There is a stone memorial to the soldiers, dedicated in 1992, sited on the grassy headland at the northern end of the beach.


A bus service runs from the village to Barnstaple (303), Ilfracombe, Combe Martin and Mortehoe. The village had a joint railway station with Mortehoe on the Ilfracombe Branch Line which closed in 1970. There is also a locally operated bus by one of the holiday park companies which ferries holidaymakers from their four caravan and camping parks to the beach which helps ease congestion at peak times.


Church of St Sabinus Woolacombe
The Church of St Sabinus was designed by W. D. Caröe

There are several places of worship in Woolacombe, all Christian. The Anglican Church of St Sabinus, designed by the architect W. D. Caröe and consecrated in 1912, is sited on the main road into the village centre. It was built to cater for the growing number of tourists visiting the village every year after the opening of the local railway station in 1874. The church is dedicated to St Sabinus, a canonised Italian bishop.

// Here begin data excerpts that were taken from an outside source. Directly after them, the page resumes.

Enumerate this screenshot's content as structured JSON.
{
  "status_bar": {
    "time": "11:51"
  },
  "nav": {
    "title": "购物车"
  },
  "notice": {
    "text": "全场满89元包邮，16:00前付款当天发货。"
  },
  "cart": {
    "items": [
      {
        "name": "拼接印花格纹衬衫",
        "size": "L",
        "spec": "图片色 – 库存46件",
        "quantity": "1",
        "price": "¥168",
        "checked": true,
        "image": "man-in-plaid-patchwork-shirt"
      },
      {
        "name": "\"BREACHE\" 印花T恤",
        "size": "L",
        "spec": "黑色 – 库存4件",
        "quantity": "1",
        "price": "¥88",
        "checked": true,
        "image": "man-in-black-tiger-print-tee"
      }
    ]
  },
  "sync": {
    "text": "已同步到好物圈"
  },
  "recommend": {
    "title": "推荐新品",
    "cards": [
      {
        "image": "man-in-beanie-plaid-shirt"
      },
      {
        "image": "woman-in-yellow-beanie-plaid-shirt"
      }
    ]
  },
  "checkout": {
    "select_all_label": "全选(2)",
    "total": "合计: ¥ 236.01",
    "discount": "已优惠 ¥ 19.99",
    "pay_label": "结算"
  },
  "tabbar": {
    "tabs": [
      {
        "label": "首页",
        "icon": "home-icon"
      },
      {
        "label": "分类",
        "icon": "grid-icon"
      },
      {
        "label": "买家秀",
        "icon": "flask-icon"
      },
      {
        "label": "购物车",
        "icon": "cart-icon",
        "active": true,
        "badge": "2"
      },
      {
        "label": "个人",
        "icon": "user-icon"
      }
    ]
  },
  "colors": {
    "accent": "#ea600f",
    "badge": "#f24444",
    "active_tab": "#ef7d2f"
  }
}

During the 1960s and early 1970s, Counties Evangelistic Work conducted "beach missions" on the sands at Woolacombe each summer, led by evangelist Dennis Pierce of Barnstaple. This was part of his wider work during the year across Devon.

A branch of the California-based Calvary Chapel was established in 2001, meeting at the time in the village hall, now meets in the old Methodist Church, Beach Lane; and in 2002 the chapel organised the first Creation Fest, a free Christian music festival, held annually on the outskirts of the village until 2008, when the festival was relocated to Cornwall.